Otto studenti sono stati arrestati in relazione a un sospetto incendio doloso in una scuola femminile keniota che ha ucciso 16 alunne, ha annunciato la polizia, perché a quanto pare appiccare il fuoco a un dormitorio con 135 letti a castello è un esercizio di team building andato terribilmente storto.
L'incendio è scoppiato nelle prime ore di giovedì alla Utumishi Girls Academy di Gilgil, a circa 120 km a nord-ovest di Nairobi, divampando al piano superiore di un dormitorio stipato di letti a castello - perché niente dice "ambiente sicuro per dormire" come 135 letti in una stanza.
Dopo aver intervistato studenti e personale e aver esaminato le immagini di videosorveglianza - l'equivalente moderno di chiedere "chi è stato?" indicando uno schermo - la polizia ha identificato otto alunne come "persone di interesse in relazione alla pianificazione ed esecuzione" del rogo. Le studentesse sono state rintracciate a casa e riportate a scuola, mentre altre che erano rimaste in zona sono state anch'esse rintracciate e trattenute. Le otto erano tra le 30 studentesse inizialmente convocate dagli investigatori.

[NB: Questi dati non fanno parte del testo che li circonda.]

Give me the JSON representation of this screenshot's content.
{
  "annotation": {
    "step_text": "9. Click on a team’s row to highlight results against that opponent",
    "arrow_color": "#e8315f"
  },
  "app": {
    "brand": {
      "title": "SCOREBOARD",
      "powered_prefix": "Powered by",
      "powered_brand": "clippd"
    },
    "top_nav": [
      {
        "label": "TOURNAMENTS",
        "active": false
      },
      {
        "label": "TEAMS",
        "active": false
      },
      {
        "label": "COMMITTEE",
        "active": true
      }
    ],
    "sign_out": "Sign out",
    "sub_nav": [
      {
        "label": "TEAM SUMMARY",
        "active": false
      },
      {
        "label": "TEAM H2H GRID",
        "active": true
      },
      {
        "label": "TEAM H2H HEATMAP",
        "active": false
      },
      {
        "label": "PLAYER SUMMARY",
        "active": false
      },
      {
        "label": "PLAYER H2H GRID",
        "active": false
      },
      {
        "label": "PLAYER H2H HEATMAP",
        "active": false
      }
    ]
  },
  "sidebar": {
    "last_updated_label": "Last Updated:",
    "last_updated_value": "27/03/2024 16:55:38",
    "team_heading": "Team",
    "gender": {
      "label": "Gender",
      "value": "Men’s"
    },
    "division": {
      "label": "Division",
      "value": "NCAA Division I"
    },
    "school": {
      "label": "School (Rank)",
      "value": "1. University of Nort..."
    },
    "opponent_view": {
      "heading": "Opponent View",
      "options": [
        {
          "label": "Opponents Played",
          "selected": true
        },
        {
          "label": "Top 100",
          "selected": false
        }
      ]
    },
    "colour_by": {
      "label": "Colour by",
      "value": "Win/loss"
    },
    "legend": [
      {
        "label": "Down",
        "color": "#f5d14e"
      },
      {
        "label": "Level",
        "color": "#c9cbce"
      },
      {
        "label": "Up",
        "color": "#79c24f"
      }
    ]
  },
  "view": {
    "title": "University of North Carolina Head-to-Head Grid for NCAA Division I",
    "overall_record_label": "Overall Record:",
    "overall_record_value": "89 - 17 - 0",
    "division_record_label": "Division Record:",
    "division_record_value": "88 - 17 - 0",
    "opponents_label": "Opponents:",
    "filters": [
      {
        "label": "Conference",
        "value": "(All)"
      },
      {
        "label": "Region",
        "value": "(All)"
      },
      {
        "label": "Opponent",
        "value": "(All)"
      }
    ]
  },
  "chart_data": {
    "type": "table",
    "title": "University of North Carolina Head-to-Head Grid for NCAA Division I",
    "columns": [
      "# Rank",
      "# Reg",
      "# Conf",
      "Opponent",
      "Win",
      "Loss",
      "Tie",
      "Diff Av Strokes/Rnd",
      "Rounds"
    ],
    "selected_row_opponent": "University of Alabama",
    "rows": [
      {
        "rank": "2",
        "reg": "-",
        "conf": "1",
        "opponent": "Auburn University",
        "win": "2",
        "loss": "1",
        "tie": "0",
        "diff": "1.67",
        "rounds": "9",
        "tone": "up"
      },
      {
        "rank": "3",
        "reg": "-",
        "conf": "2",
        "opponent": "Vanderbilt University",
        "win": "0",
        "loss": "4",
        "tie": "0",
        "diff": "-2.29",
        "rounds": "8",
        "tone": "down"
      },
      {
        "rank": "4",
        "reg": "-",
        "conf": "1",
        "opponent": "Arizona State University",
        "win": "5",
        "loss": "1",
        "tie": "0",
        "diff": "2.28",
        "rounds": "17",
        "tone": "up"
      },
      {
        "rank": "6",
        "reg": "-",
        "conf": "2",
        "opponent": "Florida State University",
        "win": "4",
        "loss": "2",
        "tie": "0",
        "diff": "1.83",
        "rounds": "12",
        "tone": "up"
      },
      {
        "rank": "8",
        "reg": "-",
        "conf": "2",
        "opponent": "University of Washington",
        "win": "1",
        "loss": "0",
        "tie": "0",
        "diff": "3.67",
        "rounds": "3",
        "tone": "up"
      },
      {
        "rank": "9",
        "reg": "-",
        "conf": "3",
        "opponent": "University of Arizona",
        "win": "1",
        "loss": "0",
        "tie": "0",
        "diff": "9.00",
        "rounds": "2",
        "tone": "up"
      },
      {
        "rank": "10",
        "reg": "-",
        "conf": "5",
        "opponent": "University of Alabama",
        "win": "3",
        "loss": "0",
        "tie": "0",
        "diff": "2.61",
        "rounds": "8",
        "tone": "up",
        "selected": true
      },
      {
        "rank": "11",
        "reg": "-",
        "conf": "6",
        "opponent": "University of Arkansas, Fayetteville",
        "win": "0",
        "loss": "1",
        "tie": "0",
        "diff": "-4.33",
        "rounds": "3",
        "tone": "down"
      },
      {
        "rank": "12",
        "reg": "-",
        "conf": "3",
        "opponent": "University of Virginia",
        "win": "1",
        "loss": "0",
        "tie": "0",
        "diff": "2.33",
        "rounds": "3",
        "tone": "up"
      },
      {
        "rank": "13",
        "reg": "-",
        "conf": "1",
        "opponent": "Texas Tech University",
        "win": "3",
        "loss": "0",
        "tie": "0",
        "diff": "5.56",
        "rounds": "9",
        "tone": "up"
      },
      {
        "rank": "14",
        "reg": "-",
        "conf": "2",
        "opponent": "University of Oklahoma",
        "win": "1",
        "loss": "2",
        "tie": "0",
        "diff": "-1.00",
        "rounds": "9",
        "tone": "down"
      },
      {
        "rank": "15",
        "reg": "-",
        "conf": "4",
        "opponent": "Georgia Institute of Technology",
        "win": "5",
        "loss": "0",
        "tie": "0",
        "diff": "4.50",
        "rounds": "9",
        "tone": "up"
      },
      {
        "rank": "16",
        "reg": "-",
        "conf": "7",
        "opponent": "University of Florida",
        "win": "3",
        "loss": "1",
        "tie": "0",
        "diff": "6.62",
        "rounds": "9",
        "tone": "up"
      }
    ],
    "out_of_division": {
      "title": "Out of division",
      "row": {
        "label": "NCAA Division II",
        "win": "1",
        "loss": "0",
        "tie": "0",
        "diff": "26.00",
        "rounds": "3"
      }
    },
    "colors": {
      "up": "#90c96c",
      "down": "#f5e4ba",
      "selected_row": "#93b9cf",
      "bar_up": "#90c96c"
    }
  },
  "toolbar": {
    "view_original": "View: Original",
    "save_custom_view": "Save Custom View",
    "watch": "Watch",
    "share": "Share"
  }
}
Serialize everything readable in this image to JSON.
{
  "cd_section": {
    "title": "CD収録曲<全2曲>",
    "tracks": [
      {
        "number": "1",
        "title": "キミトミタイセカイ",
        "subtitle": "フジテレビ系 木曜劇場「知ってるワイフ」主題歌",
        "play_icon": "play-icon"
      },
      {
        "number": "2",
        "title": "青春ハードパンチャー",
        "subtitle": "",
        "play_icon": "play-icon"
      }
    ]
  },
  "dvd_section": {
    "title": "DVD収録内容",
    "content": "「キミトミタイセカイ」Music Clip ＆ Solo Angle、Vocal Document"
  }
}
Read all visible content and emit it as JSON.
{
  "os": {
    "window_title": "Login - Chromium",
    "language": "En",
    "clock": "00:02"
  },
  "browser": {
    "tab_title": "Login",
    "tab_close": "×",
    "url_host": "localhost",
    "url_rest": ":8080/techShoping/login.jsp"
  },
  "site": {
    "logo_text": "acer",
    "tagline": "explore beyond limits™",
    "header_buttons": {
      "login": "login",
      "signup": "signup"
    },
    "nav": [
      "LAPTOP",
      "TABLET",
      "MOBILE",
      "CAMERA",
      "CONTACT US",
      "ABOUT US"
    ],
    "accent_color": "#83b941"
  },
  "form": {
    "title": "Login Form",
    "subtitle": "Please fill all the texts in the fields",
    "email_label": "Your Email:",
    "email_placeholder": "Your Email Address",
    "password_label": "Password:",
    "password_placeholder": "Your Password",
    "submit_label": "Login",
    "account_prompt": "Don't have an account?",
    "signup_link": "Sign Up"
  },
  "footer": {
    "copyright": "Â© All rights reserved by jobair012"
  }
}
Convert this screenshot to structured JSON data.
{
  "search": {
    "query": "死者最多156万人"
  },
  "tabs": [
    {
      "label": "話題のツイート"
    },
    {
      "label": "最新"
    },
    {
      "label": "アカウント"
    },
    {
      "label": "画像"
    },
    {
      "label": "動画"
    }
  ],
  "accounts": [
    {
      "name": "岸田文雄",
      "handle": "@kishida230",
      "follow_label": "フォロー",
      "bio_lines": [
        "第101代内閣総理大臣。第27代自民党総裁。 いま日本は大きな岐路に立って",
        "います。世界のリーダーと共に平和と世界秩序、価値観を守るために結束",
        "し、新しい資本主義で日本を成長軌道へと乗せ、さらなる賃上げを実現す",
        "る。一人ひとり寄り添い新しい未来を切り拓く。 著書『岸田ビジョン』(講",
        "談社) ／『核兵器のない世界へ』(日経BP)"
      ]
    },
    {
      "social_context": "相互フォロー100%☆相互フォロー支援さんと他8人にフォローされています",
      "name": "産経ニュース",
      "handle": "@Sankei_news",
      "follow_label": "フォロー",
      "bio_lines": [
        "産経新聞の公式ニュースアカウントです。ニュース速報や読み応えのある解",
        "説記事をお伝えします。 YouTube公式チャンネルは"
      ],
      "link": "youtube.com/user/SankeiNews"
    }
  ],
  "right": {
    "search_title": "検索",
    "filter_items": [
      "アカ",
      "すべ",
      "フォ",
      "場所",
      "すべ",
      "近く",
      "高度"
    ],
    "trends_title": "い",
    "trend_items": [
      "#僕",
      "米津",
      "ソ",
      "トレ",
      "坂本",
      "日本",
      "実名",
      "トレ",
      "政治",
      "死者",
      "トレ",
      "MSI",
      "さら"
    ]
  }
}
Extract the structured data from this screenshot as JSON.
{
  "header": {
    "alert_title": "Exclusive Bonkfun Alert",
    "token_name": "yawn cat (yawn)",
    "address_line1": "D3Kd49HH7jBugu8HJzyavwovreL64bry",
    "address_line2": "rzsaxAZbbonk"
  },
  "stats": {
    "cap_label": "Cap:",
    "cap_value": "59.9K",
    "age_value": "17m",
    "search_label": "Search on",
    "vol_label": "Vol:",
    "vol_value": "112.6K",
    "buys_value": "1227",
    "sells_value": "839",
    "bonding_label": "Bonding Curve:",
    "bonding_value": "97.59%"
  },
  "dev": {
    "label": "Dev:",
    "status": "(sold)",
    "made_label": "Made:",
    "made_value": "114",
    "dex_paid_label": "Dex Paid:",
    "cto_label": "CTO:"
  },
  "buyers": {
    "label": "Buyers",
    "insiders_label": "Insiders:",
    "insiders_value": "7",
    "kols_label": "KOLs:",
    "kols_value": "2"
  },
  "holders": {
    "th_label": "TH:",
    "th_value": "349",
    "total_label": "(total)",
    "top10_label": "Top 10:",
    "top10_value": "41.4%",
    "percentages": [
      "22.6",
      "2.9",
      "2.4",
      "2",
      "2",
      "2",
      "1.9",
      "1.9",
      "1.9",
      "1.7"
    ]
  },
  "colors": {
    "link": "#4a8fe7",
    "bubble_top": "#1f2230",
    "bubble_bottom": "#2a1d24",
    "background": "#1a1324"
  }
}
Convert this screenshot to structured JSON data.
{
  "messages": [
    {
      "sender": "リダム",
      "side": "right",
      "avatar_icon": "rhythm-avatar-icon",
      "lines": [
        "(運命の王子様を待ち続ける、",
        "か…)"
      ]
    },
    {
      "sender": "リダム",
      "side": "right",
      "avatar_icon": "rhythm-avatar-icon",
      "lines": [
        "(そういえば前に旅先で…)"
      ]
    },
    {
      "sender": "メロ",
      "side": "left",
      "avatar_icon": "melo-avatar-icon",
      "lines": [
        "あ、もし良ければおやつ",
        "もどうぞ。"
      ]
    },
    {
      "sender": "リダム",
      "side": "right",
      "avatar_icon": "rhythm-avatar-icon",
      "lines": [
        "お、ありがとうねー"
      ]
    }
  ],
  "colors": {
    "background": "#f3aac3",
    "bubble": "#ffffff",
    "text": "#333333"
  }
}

Mentre gli investigatori continuano il loro lavoro, genitori e parenti sono crollati a scuola in attesa di aggiornamenti. La sicurezza è stata rafforzata intorno all'istituto mentre la folla si radunava chiedendo azioni rapide e responsabilità - che, nella storia keniota degli incendi scolastici, è un po' come chiedere un estintore dopo che l'edificio è già bruciato.
"Sono arrivato a scuola alle 07:00 e tre ore dopo non ho ancora informazioni," ha detto Njuki Nthimba, in cerca di sua nipote. "Alcuni ufficiali sono venuti dalla scuola e hanno chiesto ai genitori di raggrupparsi in tre gruppi. Il gruppo uno è per i genitori i cui figli sono stati arrestati... il gruppo due è per i genitori i cui figli sono morti, e il gruppo tre è per i genitori che non sanno dove sono i loro figli." Perché niente dice "burocrazia solidale" come classificare i genitori in lutto in categorie.
Samuel Githua è venuto in cerca di sua sorella. "Non so dove sia mia sorella, ci hanno detto che alcuni bambini sono in ospedale, alcuni all'obitorio... Nostra madre è morta quando eravamo piccoli, quindi mi sono preso cura di lei come un padre e una madre. Lei è stata mia figlia."
Il Kenya ha una lunga storia di incendi scolastici - solo due anni fa, almeno 21 persone sono morte in un incendio in un dormitorio nel Kenya centrale. Molti incendi nei collegi sono stati dolosi, con studenti scontenti - arrabbiati per la disciplina e le condizioni di vita - accusati di esserne responsabili, mentre altri sono stati accidentali. Il sovraffollamento nei dormitori e la mancata osservanza delle norme di sicurezza - come mantenere le uscite libere e le finestre non bloccate - sono stati spesso accusati per l'alto numero di vittime, perché a quanto pare la sicurezza antincendio è facoltativa quando si cerca di educare la prossima generazione.